/ The Didrichsen Art Museum
Villa Didrichsen – Phase I
The family moved out to “the country” in 1958 into the villa designed by Viljo Revell. He designed not only the house, but all interior details, such as door handles, a built-in toy train, beds, cupboards, dining table and aquarium. All the wood was teak.
The large picture windows brought together the outside with the inside. Revell’s vision was to combine three elements – art, architecture and nature. He used sculpture to adorn the outside grounds instead of decorative flowerbeds.

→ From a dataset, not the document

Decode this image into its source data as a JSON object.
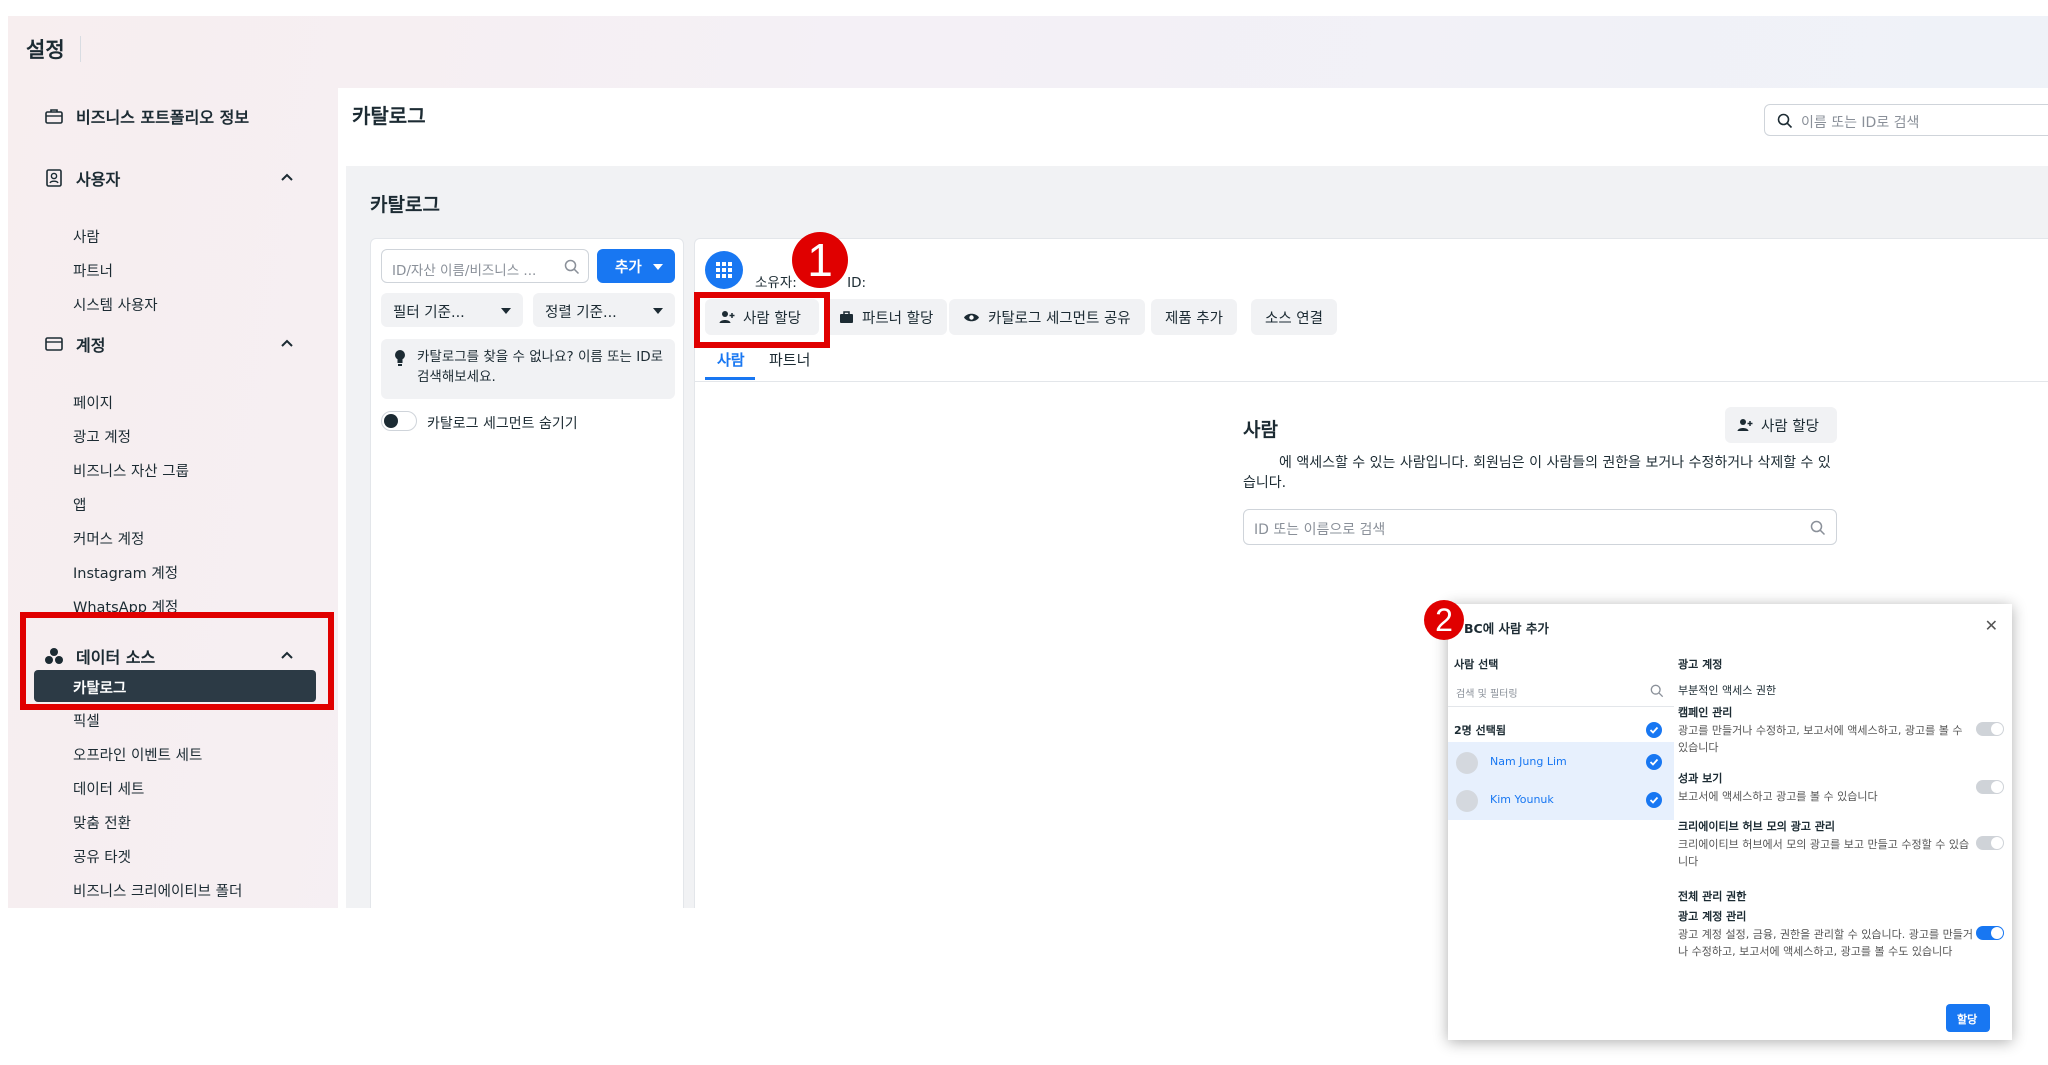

Villa Didrichsen – Phase II
In 1965 a wing was added to the villa to house the growing art collection. At the same time the Marie-Louise and Gunnar Didrichsen Foundation was formed, which guaranteed that the collection would continue to benefit the Finnish people.
In 1967 the museum acquired the marble sculpture, The Archer, by Henry Moore. Viljo Revell had also arranged that the same sculpture, only made of bronze and 16 meter high, be placed outside the City Hall of Toronto. He felt a building became complete only by having a Henry Moore sculpture. Here is seen the synergy between Revell and Moore in Canada and Finland.
The museum today
The founders of the museum are no longer living. Marie-Louise Didrichsen died in 1988, and Gunnar Didrichsen in 1992. Their graves are located on the gentle wooded slope towards the sea. In 1993 the museum was extended into the private living quarters. The museum continues to lend out parts of its collection.
During the years 2013 and 2014 a large renovation project was carried through in the museum building and the surrounding sculpture park. The renovation was made with full respect to Revell’s original architecture.
Today the museum is amongst Helsinki’s most popular art museums and is open six days a week, from Tuesday to Sunday.